Yet again, I have not produced anything new to post (sigh), although I have been doing some drawing (yay). I happen to have some pictures of some an experiment I did based on an Art Nouveau poppies I found, probably somwheres on the internet. First I basically copied the poppies, which was quite pleasant
Then I got excited and stole some images of flowers from good seed catalogues, stylized them and added some half-assed Art Nouveau-y lines. I left the backgrounds with the wood texture, which makes all the colour stand out.
Unfortunately, it never occurs to me to sand the wood, so edges come out a little more rough than I’d really like. Or maybe they would just come out a lot differently if I were to do another.
By the third one things were starting to get a little fairy-tale style, which appeals to me on another level. I really should work more with these. I know that there is another, unfinished, of geranium; maybe soon I will finish that.
I’d really enjoyed creating a linoprint last year when I was working at Harbourfront Centre, and had been thinking of buying some supplies and trying it out again in a slightly less rushed situation. While I was home a month or two ago, my mom and sisters and I went to an auction, where I was lucky enough to snag a box full of linocutting supplies – carving tools and breyers, some (very old) ink and lino.
This past weekend I finally made it an art supply store, and picked up some fresh ink and some of the newer, rubbery lino. I sketched out an octopus and transferred it to the lino. Unfortunately, I find that this rubbery lino is a difficult medium – it’s not so bad if you’re using it to carve lines, but if you’re carving away a lot of material, it becomes quite annoying. I probably just need to work with it more, and learn how to work with the medium instead of struggling against it.
In the end, this turned out much better than I thought it was going to, but I’m still annoyed but a few things – the octopus’ highest tentacle didn’t turn out right, even in the sketch, and a lot of the lines aren’t very clean. I also don’t quite have the printing technique down, so I’m not getting a very clean print.
I may do some more work on the linocut, to see if I can clean it up and make it something that i’m happier with, and I may add some elements to the final prints with a pen or some other inks.

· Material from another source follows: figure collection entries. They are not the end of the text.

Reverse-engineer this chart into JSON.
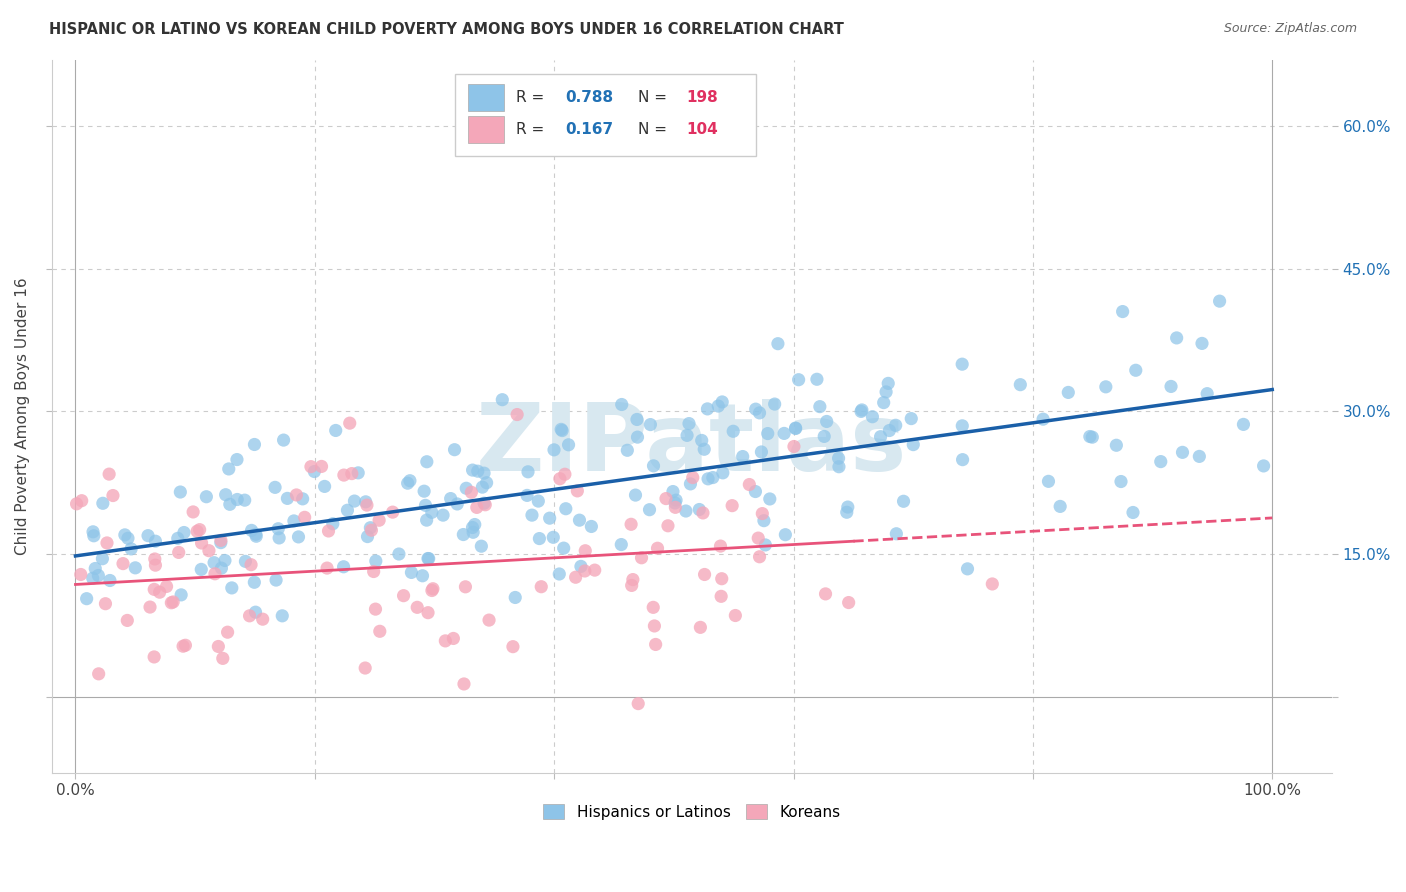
{
  "title": "HISPANIC OR LATINO VS KOREAN CHILD POVERTY AMONG BOYS UNDER 16 CORRELATION CHART",
  "source": "Source: ZipAtlas.com",
  "ylabel": "Child Poverty Among Boys Under 16",
  "x_ticks": [
    0.0,
    0.2,
    0.4,
    0.6,
    0.8,
    1.0
  ],
  "y_ticks": [
    0.0,
    0.15,
    0.3,
    0.45,
    0.6
  ],
  "right_y_labels": [
    "",
    "15.0%",
    "30.0%",
    "45.0%",
    "60.0%"
  ],
  "xlim": [
    -0.02,
    1.05
  ],
  "ylim": [
    -0.08,
    0.67
  ],
  "color_blue": "#8ec4e8",
  "color_pink": "#f4a7b9",
  "color_blue_line": "#1a5fa8",
  "color_pink_line": "#e8537a",
  "watermark_text": "ZIPatlas",
  "watermark_color": "#d8e8f0",
  "background_color": "#ffffff",
  "grid_color": "#cccccc",
  "hispanic_label": "Hispanics or Latinos",
  "korean_label": "Koreans",
  "r_color": "#2171b5",
  "n_color": "#e03060",
  "hispanic_slope": 0.175,
  "hispanic_intercept": 0.148,
  "korean_slope": 0.07,
  "korean_intercept": 0.118
}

We’ll see.
For now, here’s my octopus!
When I moved to Toronto, I had the vague plan to draw a postcard every week to send to my mom and sisters back home. I’ve lived here a year, and so far I think I’ve sent three. This is a drawing of a sugar skull or Calavera. In Mexico, they’re used as part of the Catholic celebration of the Day of the Dead. They’ve kind-of become a popular decorative design, and I’ve been seeing them pop up on things like purses and t-shirts.
I’m not necessarily the best at drawing – you can see a lot of pencil lines, and the inked lines are a bit inconsistent. I’m fairly happy with it anyway; it was a lot of fun to draw.
This is my Owl Linocut Print!
This pas Spring, I sat in on one of Harbourfront Centre’s School Visits workshops. This particular day, they were visiting the Museum of Inuit Art (a terrific, small museum full of great work, and which I’d totally encourage you to visit), and taking inspiration from the exhibits on display there to create their own linocuts.
I chose this guy as my inspiration (an owl sculpture by artist Joe Talirunili):
Then I tried to sketch out my own version of an owl (inspired by the Inuit carving, but differently cute), and transferred the image to the linoblock (you press your drawing against the block, rub vigorously on the back of the drawing, and the pencil lead leaves an impression in reverse that you can then re-trace):
Then you cut it out with a carving tool; I hadn’t done anything like this since I was in high school, so was re-learning how to carve the rubbery lino as I went.
Once you’re done carving, you use a brayer and ink to ink the linoblock, and then press it onto paper very carefully. I don’t have any photos of that part, since I needed both hands. In the end, I was pretty happy with the end product, and I’d love to get some more materials and work with this medium again.
Here is my watercolour of Gremlin, AKA the baby. Usually I like to paint in oil, but it seems to take too much effort, so I am experimenting with watercolour.
An in-progress picture of my map of the house and fields around Fowler’s Corners where i grew up.